There is no specific character encoding mandated by POSIX. The only character in a fixed position is null, which must be 00.
What POSIX does require is that all characters from its Portable Character Set exist. The Portable Character Set contains the printable ASCII characters, space, BEL, backspace, tab, carriage return, newline, vertical tab, form feed, and null. Where or how those are encoded is not specified, except that:
- They are all a single byte (8 bits).
- Null is represented with all bits zero.
- The digits 0-9 appear contiguously in that order.
It imposes no other restrictions on the representation of characters, so a conforming system is free to support encodings with any representation of those characters, and any other characters in addition.
Different locales on the same system can have different representations of those characters, with the exception of .
and /
, and
if an application uses any pair of locales where the character encodings differ, or accesses data from an application using a locale which has different encodings from the locales used by the application, the results are unspecified.
The only files that all POSIX-compliant systems are required to treat in the same way are files consisting entirely of null bytes. Files treated as text have their lines terminated by the encoding's representation of the PCS's newline character.
The POSIX standard introduces a POSIX locale, which has the same order as the ASCII character set for characters in ASCII (POSIX Base Definitions §7.3.2).
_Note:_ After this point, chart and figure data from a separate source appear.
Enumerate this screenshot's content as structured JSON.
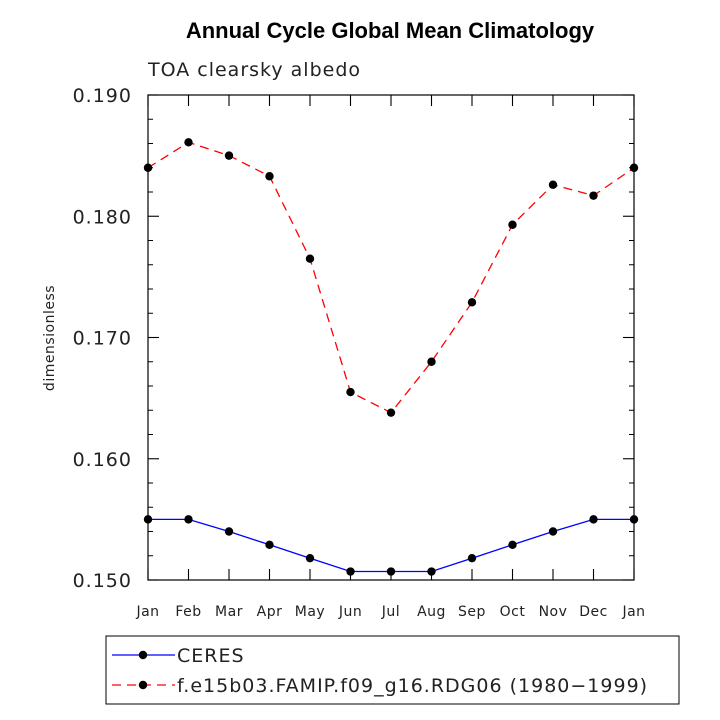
{
  "chart_data": {
    "type": "line",
    "title": "Annual Cycle Global Mean Climatology",
    "subtitle": "TOA clearsky albedo",
    "ylabel": "dimensionless",
    "xlabel": "",
    "categories": [
      "Jan",
      "Feb",
      "Mar",
      "Apr",
      "May",
      "Jun",
      "Jul",
      "Aug",
      "Sep",
      "Oct",
      "Nov",
      "Dec",
      "Jan"
    ],
    "ylim": [
      0.15,
      0.19
    ],
    "yticks": [
      "0.150",
      "0.160",
      "0.170",
      "0.180",
      "0.190"
    ],
    "grid": false,
    "legend_position": "bottom",
    "series": [
      {
        "name": "CERES",
        "color": "#0000ff",
        "dash": "solid",
        "marker": "filled-circle",
        "values": [
          0.155,
          0.155,
          0.154,
          0.1529,
          0.1518,
          0.1507,
          0.1507,
          0.1507,
          0.1518,
          0.1529,
          0.154,
          0.155,
          0.155
        ]
      },
      {
        "name": "f.e15b03.FAMIP.f09_g16.RDG06 (1980−1999)",
        "color": "#ff0000",
        "dash": "dashed",
        "marker": "filled-circle",
        "values": [
          0.184,
          0.1861,
          0.185,
          0.1833,
          0.1765,
          0.1655,
          0.1638,
          0.168,
          0.1729,
          0.1793,
          0.1826,
          0.1817,
          0.184
        ]
      }
    ]
  }
}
Besides that, on systems where the symbolic constant POSIX2_LOCALEDEF
is defined (which shall be defined for XSI-conformant systems, and can be tested via getconf POSIX2_LOCALEDEF
), the system supports the creation of new locales, using the localedef
utility, and locale definitions as specified in POSIX Base Definitions §7.3.
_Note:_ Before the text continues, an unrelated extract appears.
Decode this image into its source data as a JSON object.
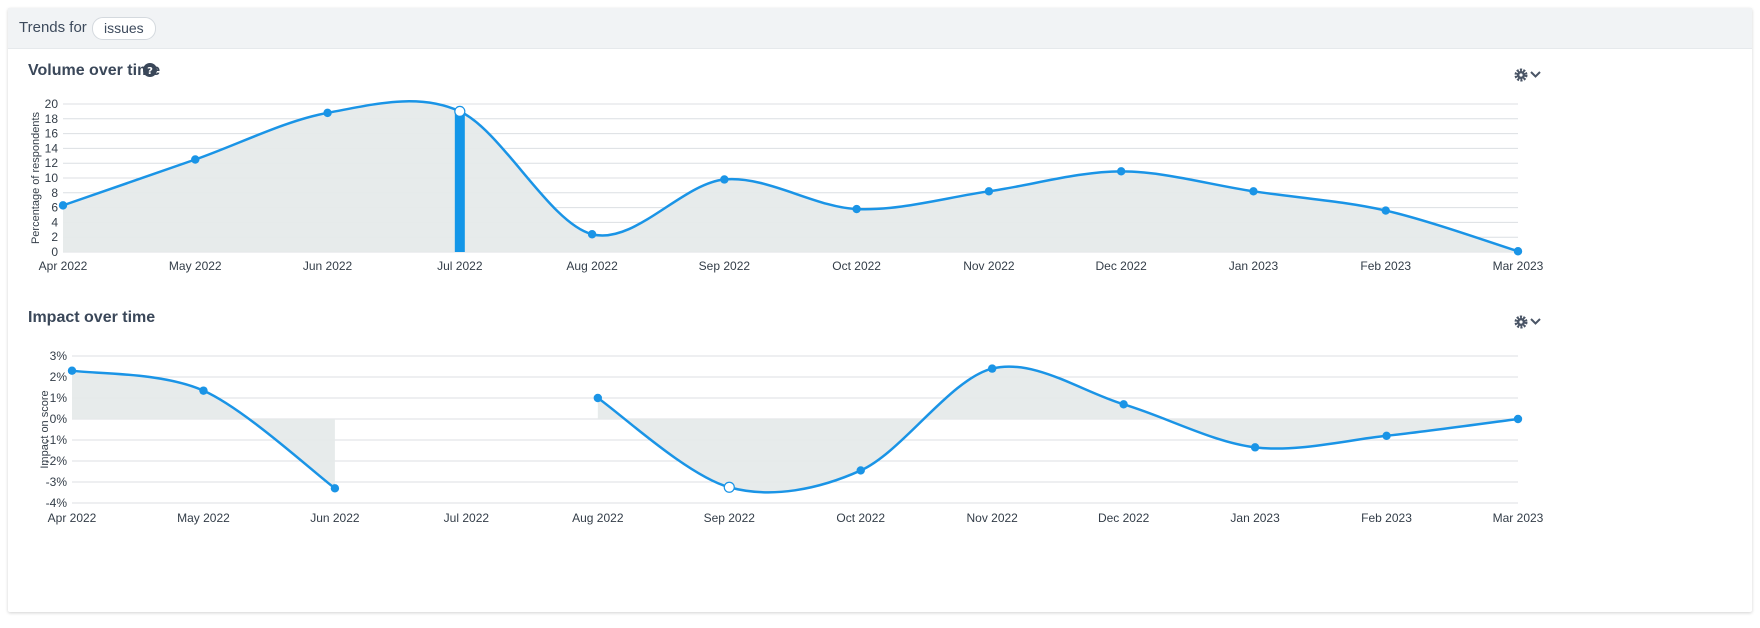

POSIX locale definitions don't support specifying characters by their Unicode value, there are newer standards, such as ISO/IEC TR 14652 (available at the ISO/IEC JTC1/SC22/WG20 home), and ISO TR 30112 (draft available at the ISO/IEC JTC1/SC35/WG5 home) which obsoletes ISO/IEC TR 14652.
Other related standards are ISO 14651 (available at the ISO ITTF site) and the Unicode Collation Algorithm (UCA, Unicode UTS#10).
The Unicode::Tussle Perl module at CPAN includes Unicode rewrites of several Unix utilities. sed and awk scripts and one-liners can (relatively easily) be rewritten in Perl for Unicode support.
For glibc, bugzilla entries for component localedata can provide a view of the status of different locales.